Cependant, aucune des mentions du bon de commande versé aux débats n’était susceptible de révéler à l’acquéreur les vices l’affectant. Par ailleurs, il ne ressort d’aucune autre pièce que M. [R] a eu conscience de ceux-ci au moment de la souscription du contrat ou de son exécution. Il s’ensuit que la confirmation de l’acte entaché de nullité n’est pas caractérisée.
Le contrat doit être annulé.
3.2 Sur les conséquences pour le prêteur
M. [R] et Mme [U] plaident que la société Cofidis n’a opéré aucune vérification de la régularité des documents contractuels au code de la consommation. Le bon de commande ne comporte pas de formulaire de rétractation. Le client n’a jamais été destinataire d’une copie du contrat de prêt. En outre, il existe une discordance entre la commande et le contrat de crédit quant à la prestation, et la société Cofidis a procédé au déblocage des fonds sur la base d’un procès-verbal de réception portant sur la pose de panneaux photovoltaïques alors que le contrat de crédit affecté prévoyait la pose d’un adoucisseur d’eau.
M. [R] et Mme [U] ajoutent que dans l’attestation de livraison, il est prévu que la société Cofidis procède au déblocage des fonds entre les mains de la société Immo confort au moment de la délivrance par le comité national pour la sécurité des usagers de l’électricité de l’attestation certifiant que l’installation des panneaux photovoltaïques est conforme. Il appartient donc à la société Cofidis de verser ce document.
Ils produisent des éléments qui concernent une installation de panneau photovoltaïques réalisée en 2013 par la société groupe Solaire France et financée au moyen d’un prêt affecté contracté auprès du Crédit foncier, sans rapport avec le litige.
Les appelants ajoutent « s’interroger sur la vérification par la banque Cofidis de la solvabilité de M. [R] qui avait, un mois plus tôt signé un contrat de crédit pour 20 800 euros, par l’intermédiaire de la même société prestataire Immo confort. »
Ils plaident qu’il en résulte pour eux un préjudice équivalent au montant du crédit souscrit et de la somme réclamée par l’organisme de crédit.

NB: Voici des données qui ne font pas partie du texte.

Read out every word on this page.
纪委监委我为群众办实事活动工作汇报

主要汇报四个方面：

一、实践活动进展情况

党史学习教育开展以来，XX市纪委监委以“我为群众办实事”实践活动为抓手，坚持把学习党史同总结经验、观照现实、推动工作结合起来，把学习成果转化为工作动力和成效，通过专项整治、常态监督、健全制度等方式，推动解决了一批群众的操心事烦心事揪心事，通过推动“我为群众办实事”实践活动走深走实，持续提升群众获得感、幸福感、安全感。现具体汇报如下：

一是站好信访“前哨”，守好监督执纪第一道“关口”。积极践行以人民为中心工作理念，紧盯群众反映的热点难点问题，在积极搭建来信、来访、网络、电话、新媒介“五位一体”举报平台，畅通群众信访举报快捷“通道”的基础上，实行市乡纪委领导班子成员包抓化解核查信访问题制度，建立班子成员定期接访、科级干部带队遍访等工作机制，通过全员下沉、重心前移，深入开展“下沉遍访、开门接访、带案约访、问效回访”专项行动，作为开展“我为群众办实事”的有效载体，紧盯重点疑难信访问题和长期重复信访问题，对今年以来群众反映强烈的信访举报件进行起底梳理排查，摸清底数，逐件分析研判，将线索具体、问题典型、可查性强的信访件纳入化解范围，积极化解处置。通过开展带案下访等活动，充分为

La société Cofidis répond que les emprunteurs doivent être condamnés à lui rembourser le montant du capital emprunté. Elle n’a en effet commis aucune faute. Une simple comparaison entre les signatures apparaissant sur l’ensemble des pièces contractuelles permet d’affirmer qu’elles sont identiques ou du moins similaires. Dès lors, il ne lui peut être reproché un défaut de vigilance lors de la vérification de celles-ci.
Si la Cour de cassation exige des banques qu’elles libèrent les fonds au vu d’une attestation de livraison suffisamment précise pour rendre compte de la complexité de l’opération et de la mise en service du matériel, en l’espèce, l’opération n’avait aucune complexité puisque M. [R] et Mme [U] ont simplement fait l’achat d’un adoucisseur d’eau et d’un système domotique. Il importe peu de savoir qui a rempli les mentions manuscrites. Seule la signature compte, étant précisé que sur l’attestation de livraison versée aux débats figure en toutes lettres une mention préimprimée que l’emprunteur a pris soin de réécrire.
La société Cofidis ajoute qu’il appartient à l’emprunteur d’apporter la preuve d’une faute, d’un préjudice et d’un lien de causalité s’il envisage d’être dispensé de rembourser le capital à la banque. Or elle conteste que les emprunteurs subissent un préjudice du fait de la liquidation judiciaire du vendeur dès lors que le matériel a été mis en service. Elle conteste également le caractère prévisible du dommage lors de la conclusion du contrat et que ce prétendu préjudice est en lien direct et certain avec la faute.
Sur ce,
En droit, en application de l’article L. 312-55 du code de la consommation, le contrat de crédit est résolu ou annulé de plein droit lorsque le contrat en vue duquel il a été conclu est lui-même judiciairement résolu ou annulé.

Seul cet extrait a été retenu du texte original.